We’ve all seen those Facebook and LinkedIn ads or group comments that promise massive sales in short time frames. It is the digital marketing version of the “get rich quick” scheme. The information seems great at first glance, but once you “accept the challenge” and pay this self-declared guru their money, the glitter fades away. You might see a boost initially, but it is short-lived and more expensive than you expected.

Be careful with overly ambitious ad campaigns. These ads can be helpful and even strong revenue boosters, but the real ROI is in your voice, audience targeting, and carefully-crafted messaging. It takes time, experimentation, and ongoing research of your ideal customer.

5. Programmatic Advertising – ADOPT

Paid digital ads work best for marketers that have identified their target audience and actively engages with that audience in their marketing efforts. The difficulty is that these audiences change. They have new problems while your own industry undergoes changes, as well. How do marketers keep up in order to pay less for better results on digital ads?

The answer is programmatic advertising. It uses AI to sense changes in your audience and make the necessary adjustments to follow your prospects as your industry and their needs change over time. Through instantaneous bidding and ideal placement, programmatic advertising keeps digital ads working optimally and is expected to exceed 50% of all ad spending in 2020.

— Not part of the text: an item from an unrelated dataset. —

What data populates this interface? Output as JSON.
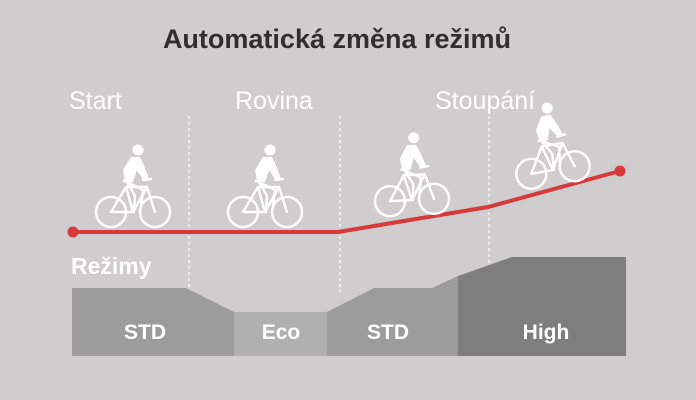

6. Video Marketing – ADOPT

Facebook, Tik Tok, Youtube, and Instagram are all making it easier for marketers and influencers to post engaging videos. Hubspot noted about video marketing in 2019:

They’re not just using it more; they’re using it to greater effect. 83% of marketers now say that video gives them a good ROI, up from 78% twelve months ago…

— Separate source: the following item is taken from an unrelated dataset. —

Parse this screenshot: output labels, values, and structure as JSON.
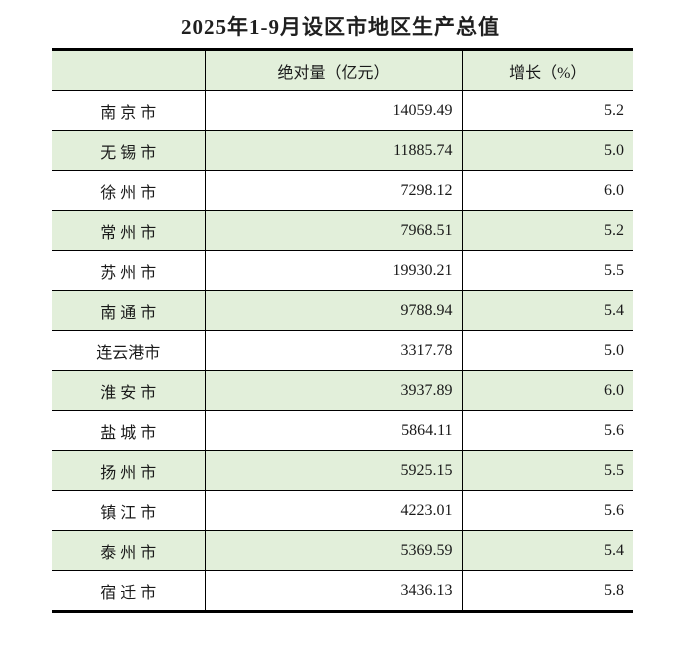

All signs point to an even bigger year ahead. Firstly, the market is desperate for it! 87% of consumers say they’d like to see more video from brands.

Video is great for tutorials, case studies, showcasing product functionality, user-generated content, and more. So, yes, by all means, do more video in 2020.

7. Chatbots – DITCH

While we did note that many industry thought leaders are praising chatbots into the New Year, the research says otherwise.

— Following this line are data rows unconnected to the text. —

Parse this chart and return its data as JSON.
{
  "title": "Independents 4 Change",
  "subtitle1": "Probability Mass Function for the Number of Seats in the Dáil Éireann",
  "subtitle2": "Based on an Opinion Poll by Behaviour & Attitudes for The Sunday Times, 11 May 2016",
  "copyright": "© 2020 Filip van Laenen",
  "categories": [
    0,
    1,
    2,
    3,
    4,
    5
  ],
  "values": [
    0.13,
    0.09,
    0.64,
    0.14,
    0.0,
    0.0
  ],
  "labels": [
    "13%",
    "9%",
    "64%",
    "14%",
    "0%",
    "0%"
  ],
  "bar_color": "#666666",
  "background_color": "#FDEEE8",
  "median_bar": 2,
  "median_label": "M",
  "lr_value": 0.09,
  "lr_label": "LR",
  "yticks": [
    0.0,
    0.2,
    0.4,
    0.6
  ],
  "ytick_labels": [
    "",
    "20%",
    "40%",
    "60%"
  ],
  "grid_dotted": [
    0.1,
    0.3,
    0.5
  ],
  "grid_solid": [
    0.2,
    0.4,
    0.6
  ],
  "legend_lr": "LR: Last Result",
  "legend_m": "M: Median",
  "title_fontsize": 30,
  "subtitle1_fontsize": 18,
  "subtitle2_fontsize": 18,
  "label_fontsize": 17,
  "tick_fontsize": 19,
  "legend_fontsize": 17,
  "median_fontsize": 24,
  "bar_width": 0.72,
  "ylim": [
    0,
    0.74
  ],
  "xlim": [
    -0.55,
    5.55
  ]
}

Last year, Forbes declared, “It’s time for a reality check. Chatbots are killing customer service. Obliterating it, maybe. If you’re a customer, you probably already know that.”

Earlier in 2019, Forrester released a report noting that while some brands are managing to do chatbots effectively (more or less converting the chatbot into great conversational marketing), Forrester found that… 

Most consumers feel as though chatbots talk in circles and give them the runaround until eventually telling them to call a customer service number – wasting their time and increasing their frustration with the brand.

Chatbots give customers the impression that a real person (or super-intuitive machine) is ready to help them. It sends them in a loop until it ultimately feels like email signup or simply a waste of time. Many irritably withdraw from their online purchase altogether.

So why do marketers salute the chatbot in the face of these dismal numbers? Because it saves time and money. For customers, they simply feel less inclined to go through the same automated chat experience again. It’s time to reform the chatbot or ditch it altogether.

Closing Thoughts

Both marketers and their AI-empowered tools are becoming more emotionally perceptive of customer needs. The trends above that are not succeeding simply cut corners and disrupt the buyer’s journey. In contrast, the trends that continue to succeed are those that empower consumers to find the best solutions with quality information and engagement.